GI Bleed MDM

UGIB

+ abdominal pain + mixed coffee ground and bright red hematemesis + black stool per rectum
Has been admitted to ICU previously for similar presentation.

Given history and exam patient’s presentation most consistent with upper GI bleed possibly secondary to peptic ulcer disease or variceal bleeding.
I have low suspicion for aortoenteric fistula, ENT bleeding mimic, Boerhaave’s, Pulmonary bleeding mimic.

Workup: CBC, BMP, LFTs, Lipase, PT/INR, Type and Screen

Interventions:
Analgesia and antiemetic medications PRN
Protonix 40mg IVP
Octreotide 50mcg push –> 50 mcg/hr drip
Ceftriaxone 1 gram IV
Thiamine 100mg IM
PRBC transfusion

Findings:
Hb:
Glasgow-Blatchford Bleeding Score: ___ indicating need for admission.

Disposition: Admit to Step-Down Unit for close monitoring.

  • HPI
    Denies use of NSAIDs, ASA, or anticoagulant medication. Not taking iron or bismuth containing medications.
    Denies history of aortic graft.
    Denies history of liver disease. Denies alcohol abuse. No recent palmar erythema or new small, bright-red spots.
    Denies chest pain, shortness of breath, fever.
    Denies recent travel.

LGIB

Given history and exam patient’s presentation most consistent with Lower GI bleed possibly secondary to hemorrhoid or other nonemergent cause of bleeding.
I have low suspicion for Aortoenteric fistula, Upper GI Bleed, IBD, Mesenteric Ischemia, Rectal foreign body or ulcer.

Workup: CBC, BMP, PT/INR, Type and Screen

Disposition: Discharge. Hemodynamically stable with no gross blood on rectal exam. SRP and prompt PCP follow up.

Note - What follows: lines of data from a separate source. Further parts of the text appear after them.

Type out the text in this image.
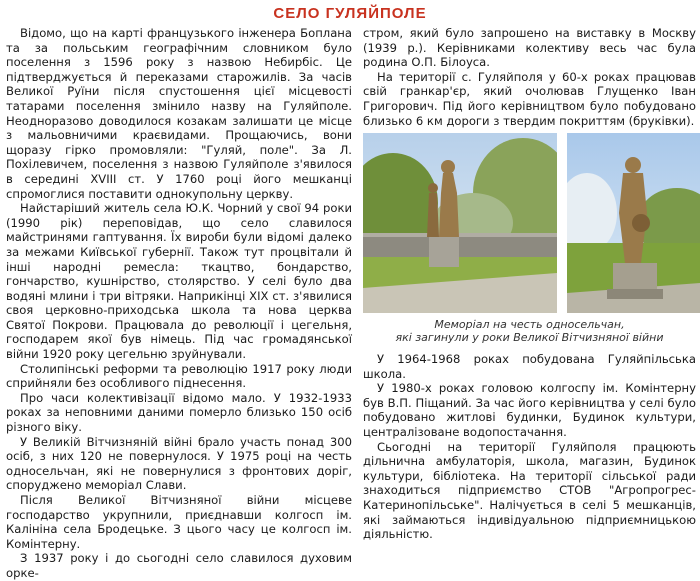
СЕЛО ГУЛЯЙПОЛЕ

Відомо, що на карті французького інженера Боплана та за польським географічним словником було поселення з 1596 року з назвою Небирбіс. Це підтверджується й переказами старожилів. За часів Великої Руїни після спустошення цієї місцевості татарами поселення змінило назву на Гуляйполе. Неодноразово доводилося козакам залишати це місце з мальовничими краєвидами. Прощаючись, вони щоразу гірко промовляли: "Гуляй, поле". За Л. Похілевичем, поселення з назвою Гуляйполе з'явилося в середині XVIII ст. У 1760 році його мешканці спромоглися поставити однокупольну церкву.

Найстаріший житель села Ю.К. Чорний у свої 94 роки (1990 рік) переповідав, що село славилося майстринями гаптування. Їх вироби були відомі далеко за межами Київської губернії. Також тут процвітали й інші народні ремесла: ткацтво, бондарство, гончарство, кушнірство, столярство. У селі було два водяні млини і три вітряки. Наприкінці XIX ст. з'явилися своя церковно-приходська школа та нова церква Святої Покрови. Працювала до революції і цегельня, господарем якої був німець. Під час громадянської війни 1920 року цегельню зруйнували.

Столипінські реформи та революцію 1917 року люди сприйняли без особливого піднесення.

Про часи колективізації відомо мало. У 1932-1933 роках за неповними даними померло близько 150 осіб різного віку.

У Великій Вітчизняній війні брало участь понад 300 осіб, з них 120 не повернулося. У 1975 році на честь односельчан, які не повернулися з фронтових доріг, споруджено меморіал Слави.

Після Великої Вітчизняної війни місцеве господарство укрупнили, приєднавши колгосп ім. Калініна села Бродецьке. З цього часу це колгосп ім. Комінтерну.

З 1937 року і до сьогодні село славилося духовим орке-

стром, який було запрошено на виставку в Москву (1939 р.). Керівниками колективу весь час була родина О.П. Білоуса.

На території с. Гуляйполя у 60-х роках працював свій гранкар'єр, який очолював Глущенко Іван Григорович. Під його керівництвом було побудовано близько 6 км дороги з твердим покриттям (бруківки).

Меморіал на честь односельчан,
які загинули у роки Великої Вітчизняної війни

У 1964-1968 роках побудована Гуляйпільська школа.

У 1980-х роках головою колгоспу ім. Комінтерну був В.П. Піщаний. За час його керівництва у селі було побудовано житлові будинки, Будинок культури, централізоване водопостачання.

Сьогодні на території Гуляйполя працюють дільнична амбулаторія, школа, магазин, Будинок культури, бібліотека. На території сільської ради знаходиться підприємство СТОВ "Агропрогрес-Катеринопільське". Налічується в селі 5 мешканців, які займаються індивідуальною підприємницькою діяльністю.
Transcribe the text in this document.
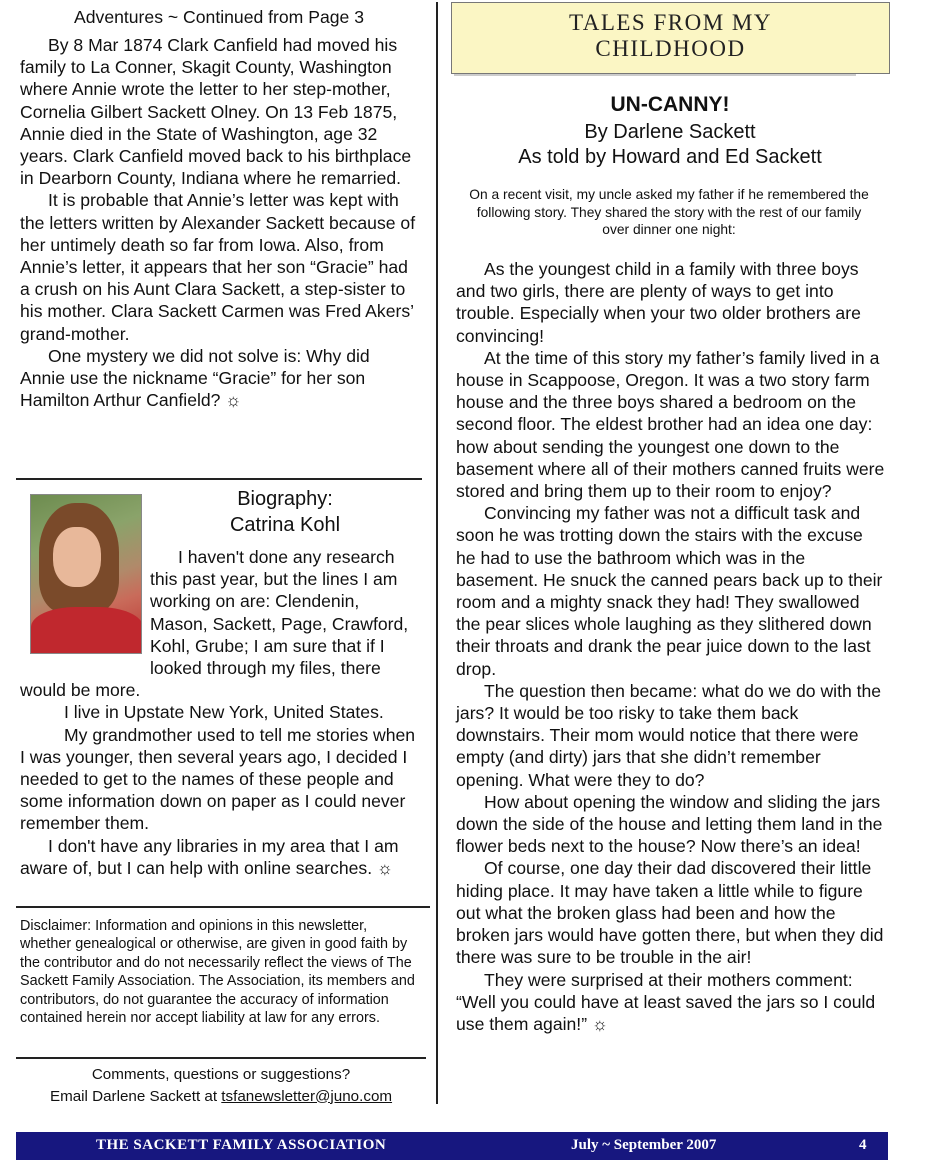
Adventures ~ Continued from Page 3

By 8 Mar 1874 Clark Canfield had moved his family to La Conner, Skagit County, Washington where Annie wrote the letter to her step-mother, Cornelia Gilbert Sackett Olney. On 13 Feb 1875, Annie died in the State of Washington, age 32 years. Clark Canfield moved back to his birthplace in Dearborn County, Indiana where he remarried.

It is probable that Annie’s letter was kept with the letters written by Alexander Sackett because of her untimely death so far from Iowa. Also, from Annie’s letter, it appears that her son “Gracie” had a crush on his Aunt Clara Sackett, a step-sister to his mother. Clara Sackett Carmen was Fred Akers’ grand-mother.

One mystery we did not solve is: Why did Annie use the nickname “Gracie” for her son Hamilton Arthur Canfield? ☼

Biography:
Catrina Kohl

I haven't done any research this past year, but the lines I am working on are: Clendenin, Mason, Sackett, Page, Crawford, Kohl, Grube; I am sure that if I looked through my files, there would be more.

I live in Upstate New York, United States.

My grandmother used to tell me stories when I was younger, then several years ago, I decided I needed to get to the names of these people and some information down on paper as I could never remember them.

I don't have any libraries in my area that I am aware of, but I can help with online searches. ☼

Disclaimer: Information and opinions in this newsletter, whether genealogical or otherwise, are given in good faith by the contributor and do not necessarily reflect the views of The Sackett Family Association. The Association, its members and contributors, do not guarantee the accuracy of information contained herein nor accept liability at law for any errors.
Comments, questions or suggestions?
Email Darlene Sackett at tsfanewsletter@juno.com
TALES FROM MY
CHILDHOOD
UN-CANNY!
By Darlene Sackett
As told by Howard and Ed Sackett
On a recent visit, my uncle asked my father if he remembered the following story. They shared the story with the rest of our family over dinner one night:

As the youngest child in a family with three boys and two girls, there are plenty of ways to get into trouble. Especially when your two older brothers are convincing!

At the time of this story my father’s family lived in a house in Scappoose, Oregon. It was a two story farm house and the three boys shared a bedroom on the second floor. The eldest brother had an idea one day: how about sending the youngest one down to the basement where all of their mothers canned fruits were stored and bring them up to their room to enjoy?

Convincing my father was not a difficult task and soon he was trotting down the stairs with the excuse he had to use the bathroom which was in the basement. He snuck the canned pears back up to their room and a mighty snack they had! They swallowed the pear slices whole laughing as they slithered down their throats and drank the pear juice down to the last drop.

The question then became: what do we do with the jars? It would be too risky to take them back downstairs. Their mom would notice that there were empty (and dirty) jars that she didn’t remember opening. What were they to do?

How about opening the window and sliding the jars down the side of the house and letting them land in the flower beds next to the house? Now there’s an idea!

Of course, one day their dad discovered their little hiding place. It may have taken a little while to figure out what the broken glass had been and how the broken jars would have gotten there, but when they did there was sure to be trouble in the air!

They were surprised at their mothers comment: “Well you could have at least saved the jars so I could use them again!” ☼

THE SACKETT FAMILY ASSOCIATION	July ~ September 2007	4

  • “80% of lower GI bleeding will resolve spontaneously”
  • Cause generally not found (~50%)

PEARLS:

  • Protonix:
    • Increases pH which theoretically allows better clot formation in peptic ulcer bleeding through better platelet aggregation
    • Decreases need for surgery, length of stay
  • Octreotide
    • Inhibits secretion of gastric acid, reduces blood flow to the gastroduodenal mucosa, and causes splanchnic vasoconstriction.
    • No proven reduction in mortality
      • Still, if ill appearing and admitting to ICU consider gtt
  • Ceftriaxone
    • Cirrhosis overall creates an impaired immune system and patient’s are at increased risk of gut bacterial translocation during acute bleeding
  • Blood Transfusion
    • Transfuse if ≤7 grams/dL in most; ≤9 grams/dL in older patients or patients with comorbidities
  • Dispo Home?
    • “Very-low-risk patients (Less than 60 years old, no liver dz or other comorbidities, no red hematemesis, HDS in ED, nml labs) may be eligible for ED observation or be discharged home with adequate outpatient follow-up.”
  • Imaging and other studies:
    • EKG for possible cardiac ischemia 2/2 volume depletion
    • Consider CT Head noncon (for possible head trauma since AMS):
    • Consider CT abdomen w IV contrast (for possible intestinal perforation):
  • Steroids?
    • Maddrey’s Discriminant Function for Alcoholic Hepatitis (>30 suggests poor prognosis and benefits from steroid Tx)
  • Other meds?
    • “Tranexamic acid (TXA), an antifibrinolytic agent, has shown no benefit in the management UGI bleeding.”